Allí en el ranchejo que hace de Capilla encuentra María Ramos el cuadro que en 1578 había sido quitado de la Capilla de Sutamarchán por estar demasiado viejo y borrado, pero ahora si que es cierto que está deteriorado. Todo es agujero y mugre.
La piadosa mujer lo observa y al ser informada de que en un tiempo fué una imagen de la Sma. Virgen, pero que por estar ya tan en mal estado se ha empleado para poner semillas a secar al sol, se dedica a quitarle el polvo y la mugre y lo cuelga en una especie de marco. María Ramos pasa largos ratos de rodillas allí ante el borroso cuadro pidiendo a la Virgen que la consuele porque extraña su casa y su patria, y rogándole que por favor se digne hacerse un poco más visible porque allí en aquella tela casi no se notaba nada.

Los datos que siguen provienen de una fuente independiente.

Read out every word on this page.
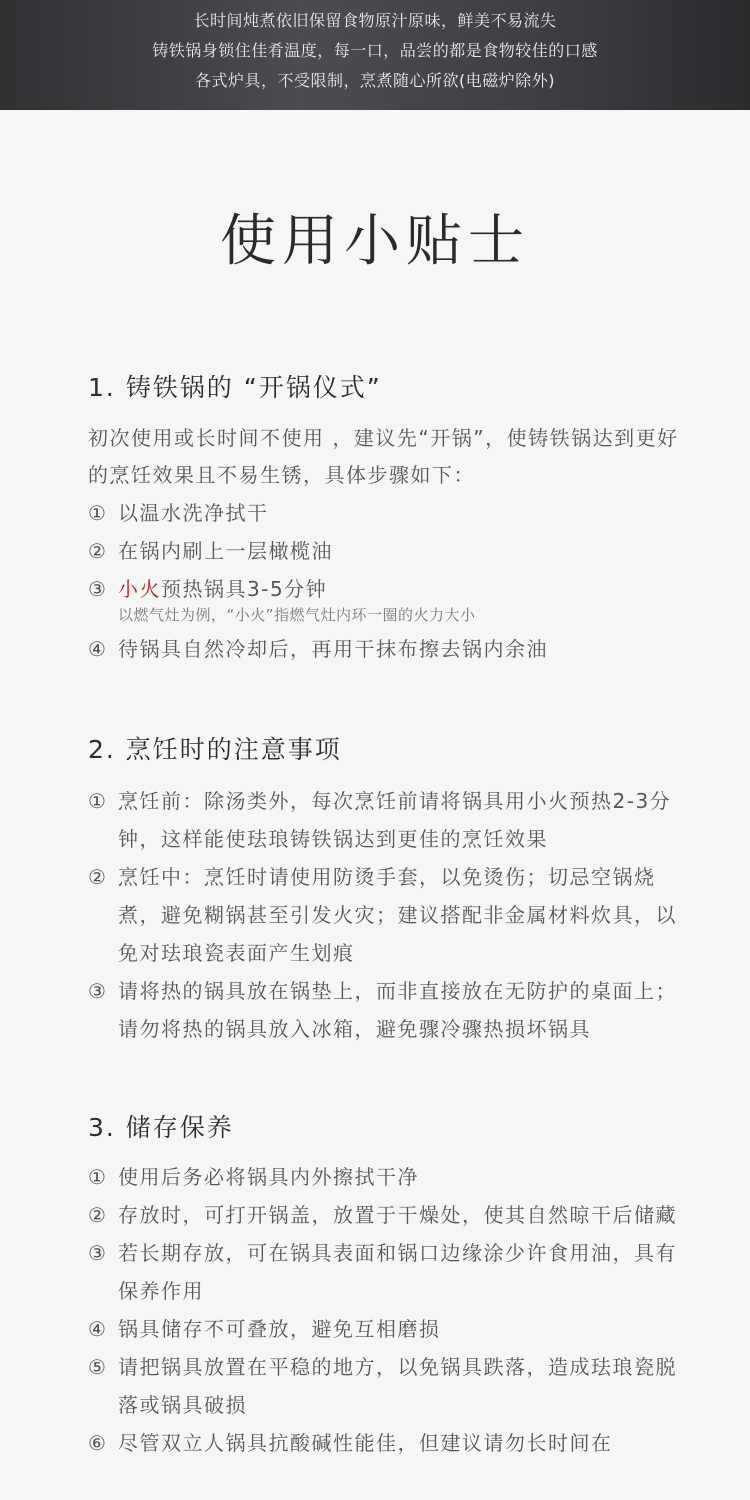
长时间炖煮依旧保留食物原汁原味，鲜美不易流失
铸铁锅身锁住佳肴温度，每一口，品尝的都是食物较佳的口感
各式炉具，不受限制，烹煮随心所欲(电磁炉除外)
使用小贴士
1. 铸铁锅的 “开锅仪式”
初次使用或长时间不使用 ，建议先“开锅”，使铸铁锅达到更好的烹饪效果且不易生锈，具体步骤如下：
① 以温水洗净拭干
② 在锅内刷上一层橄榄油
③ 小火预热锅具3-5分钟
以燃气灶为例，“小火”指燃气灶内环一圈的火力大小
④ 待锅具自然冷却后，再用干抹布擦去锅内余油
2. 烹饪时的注意事项
① 烹饪前：除汤类外，每次烹饪前请将锅具用小火预热2-3分钟，这样能使珐琅铸铁锅达到更佳的烹饪效果
② 烹饪中：烹饪时请使用防烫手套，以免烫伤；切忌空锅烧煮，避免糊锅甚至引发火灾；建议搭配非金属材料炊具，以免对珐琅瓷表面产生划痕
③ 请将热的锅具放在锅垫上，而非直接放在无防护的桌面上；请勿将热的锅具放入冰箱，避免骤冷骤热损坏锅具
3. 储存保养
① 使用后务必将锅具内外擦拭干净
② 存放时，可打开锅盖，放置于干燥处，使其自然晾干后储藏
③ 若长期存放，可在锅具表面和锅口边缘涂少许食用油，具有保养作用
④ 锅具储存不可叠放，避免互相磨损
⑤ 请把锅具放置在平稳的地方，以免锅具跌落，造成珐琅瓷脱落或锅具破损
⑥ 尽管双立人锅具抗酸碱性能佳，但建议请勿长时间在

Pasan los meses, y María Ramos suplicaba: "Rosa del cielo ¿cuándo te pondremos contemplar bien?".
La Renovación: Dice la crónica de aquel tiempo: así las cosas el día 26 de diciembre de 1586, a eso de las 9 de la mañana pasaba una india cristiana llamada Isabel que llevaba en la mano a su hijo de 4 años llamado Miguel y al pasar por frente a la Capilla le dijo: "Madre mía, mire a la Madre de Dios que está en el suelo" volvió la india hacia el altar y vió como la imagen de la Madre de Dios estaba en el suelo despidiendo de si un resplandor celestial que inundaba toda la Capilla. Quedó asombrada la india y muy despavorida le dijo en altas voces a María Ramos: "mire señora que la Madre de Dios se ha bajado del sitio donde estaba y parece que se está quemando".
Volvió María Ramos el rostro y vió que la imagen de la Sma. Virgen estaba de la manera que decía la india y admirada de ver tan estupendo portento, llena de asombro y pasmo, dando goces y derramando lágrimas fué corriendo hasta el sitio donde estaba la imagen y arrodilándose se quedó mirándola y rezándole con gran fe y devoción.

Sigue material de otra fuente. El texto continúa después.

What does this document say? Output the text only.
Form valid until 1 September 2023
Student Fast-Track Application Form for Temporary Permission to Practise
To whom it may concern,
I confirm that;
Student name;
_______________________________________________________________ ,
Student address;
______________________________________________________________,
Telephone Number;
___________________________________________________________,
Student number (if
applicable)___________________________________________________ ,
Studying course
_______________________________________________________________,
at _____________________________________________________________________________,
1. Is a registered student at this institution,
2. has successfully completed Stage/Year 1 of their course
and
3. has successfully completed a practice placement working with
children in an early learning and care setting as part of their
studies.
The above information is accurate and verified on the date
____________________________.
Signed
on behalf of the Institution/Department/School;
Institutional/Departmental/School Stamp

A los clamores de María Ramos y de la india, acudió Juana de Santana, y juntas, las tres piadosas mujeres, postradas de rodillas estuvieron largo rato contemplando gozosas aquellos resplandores de Gloria que llenaban de luz la Capilla y de alegría los corazones.
Y sigue diciendo la crónica de aquel tiempo: "Estaba la milagrosa imagen en el suelo recostada e inclinada hacia el altar en el mismo sitio en el que acostumbraba hacer oración María Ramos. La pintura se había vuelto tan renovada y de celestiales colores y que era una gloria el verla. Cesaron los resplandores que despedía la milagrosa imagen de la madre de Dios y después de un rato, con respeto y devoción levantaron de aquel sitio el milagroso cuadro y lo colocaron en el puesto que había ocupado antes, sobre el altar.

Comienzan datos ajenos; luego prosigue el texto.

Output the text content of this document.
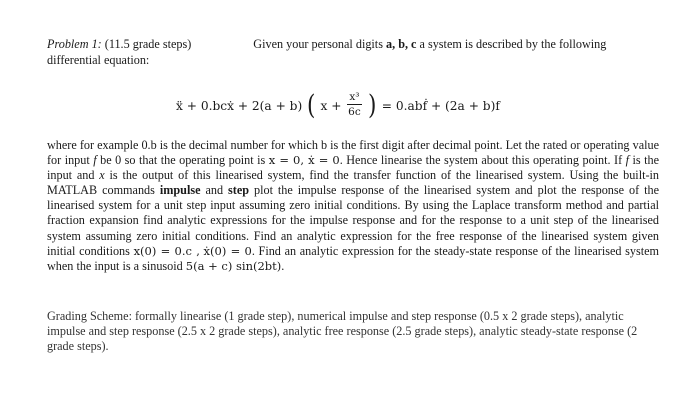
Problem 1: (11.5 grade steps)	Given your personal digits a, b, c a system is described by the following differential equation:
ẍ + 0.bcẋ + 2(a + b) ( $x + \frac{\text{x³}}{6c}$ ) = 0.abḟ + (2a + b)f
where for example 0.b is the decimal number for which b is the first digit after decimal point. Let the rated or operating value for input f be 0 so that the operating point is x = 0, ẋ = 0. Hence linearise the system about this operating point. If f is the input and x is the output of this linearised system, find the transfer function of the linearised system. Using the built-in MATLAB commands impulse and step plot the impulse response of the linearised system and plot the response of the linearised system for a unit step input assuming zero initial conditions. By using the Laplace transform method and partial fraction expansion find analytic expressions for the impulse response and for the response to a unit step of the linearised system assuming zero initial conditions. Find an analytic expression for the free response of the linearised system given initial conditions x(0) = 0.c , ẋ(0) = 0. Find an analytic expression for the steady-state response of the linearised system when the input is a sinusoid 5(a + c) sin(2bt).
Grading Scheme: formally linearise (1 grade step), numerical impulse and step response (0.5 x 2 grade steps), analytic impulse and step response (2.5 x 2 grade steps), analytic free response (2.5 grade steps), analytic steady-state response (2 grade steps).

"Apenas estuvo colocado el cuadro en su sitio, llegaron otro tanto de mujeres del servicio y viendo la bendita imagen en aquella hermosura nunca vista y con el rostro tan encendido, renovada de colores toda la imagen, se quedaron asombradas y postrándose de rodillas todos los presentes hicieron adoración y todo aquel día estuvo llena de gente la humilde Capilla, pues muchos venían a dar gracias a Dios y a contemplar la maravillosa imagen y la celestial hermosura que se ve al presente.
La fama de tan impresionante suceso corrió rápidamente por todo el vecindario. Indios y españoles comenzaron a acudir de todos los alrededores, y en un par de meses todo el territorio del virreinato Nueva Granada, estaba informado el acontecismo, y los milagros empezaron a duplicarse.
A los 15 días llegó el párroco de Sutmarchán a comprobar el hecho. Se quedó admirado de la renovación milagrosa. Habiendo reverenciado a la Virgen con mucha devoción, llamó a los testigos que habían presenciado la Renovación y ante un escribano les hizo hacer declaraciones juramentadas de lo que habían visto, con todos sus detalles. Todos declararon bajo la gravedad del juramento lo que acabamos de narrar, y el 10 de enero de 1587 en sobre cerrado y sellado fueron enviadas estas declaraciones al Arzobispo de Santa Fe de Bogotá.
El Sr. Arzobispo ante la noticia de que de todas partes se dirigen peregrinos a rezar ante el famoso cuadro, envía a unos investigadores especiales a indagar todos los detalles y después de mil averiguaciones, los especialistas concluyen que lo acontecido es algo excepcional, algo divino. Entonces el Sr. Arzobispo en persona se va a visitar el cuadro y no le queda más que repetir las palabras que dijo Jacob en la Biblia: "Verdaderamente Dios está en este sitio, y yo no lo sabía" (Gn. 28, 16).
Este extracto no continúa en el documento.